Towards a performance characteristic curve for model evaluation: an application in information diffusion prediction
Wenjin Xie, Xiaomeng Wang, Radosław Michalski, Tao Jia
TL;DR
The paper addresses the challenge of comparing information diffusion prediction models across datasets with differing randomness and complexity. It introduces Average Pairwise Comparison Entropy ($APCE$) to quantify diffusion-data randomness and develops a scaled accuracy metric ($SMAP$) that, when plotted against $APCE$, yields an exponential performance curve characterizing a model's inherent predictive capability under uncertainty.

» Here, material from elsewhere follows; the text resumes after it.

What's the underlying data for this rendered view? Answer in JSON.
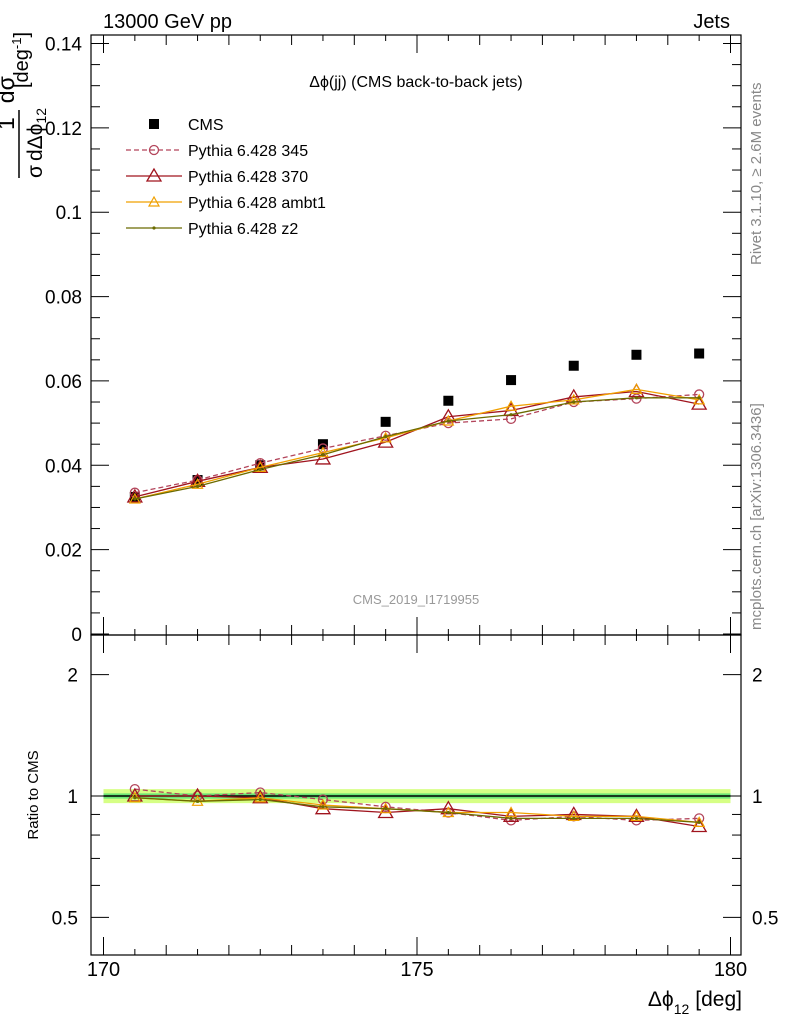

The authors validate the approach on a family of diffusion models and apply it to eight state-of-the-art methods, plus a case study, showing that the curve captures nuanced differences that static single-point metrics miss. This framework provides a systematic, cross-task evaluation tool with potential applicability beyond information diffusion to other sequence-prediction tasks.
Abstract
The information diffusion prediction on social networks aims to predict future recipients of a message, with practical applications in marketing and social media. While different prediction models all claim to perform well, general frameworks for performance evaluation remain limited. Here, we aim to identify a performance characteristic curve for a model, which captures its performance on tasks of different complexity. We propose a metric based on information entropy to quantify the randomness in diffusion data. We then identify a scaling pattern between the randomness and the prediction accuracy of the model. By properly adjusting the variables, data points by different sequence lengths, system sizes, and randomness can all collapse into a single curve. The curve captures a model's inherent capability of making correct predictions against increased uncertainty, which we regard as the performance characteristic curve of the model. The validity of the curve is tested by three prediction models in the same family, reaching conclusions in line with existing studies. In addition, we apply the curve to successfully assess the performance of eight state-of-the-art models, providing a clear and comprehensive evaluation even for models that are challenging to differentiate with conventional metrics. Our work reveals a pattern underlying the data randomness and prediction accuracy. The performance characteristic curve provides a new way to evaluate models' performance systematically, and sheds light on future studies on other frameworks for model evaluation.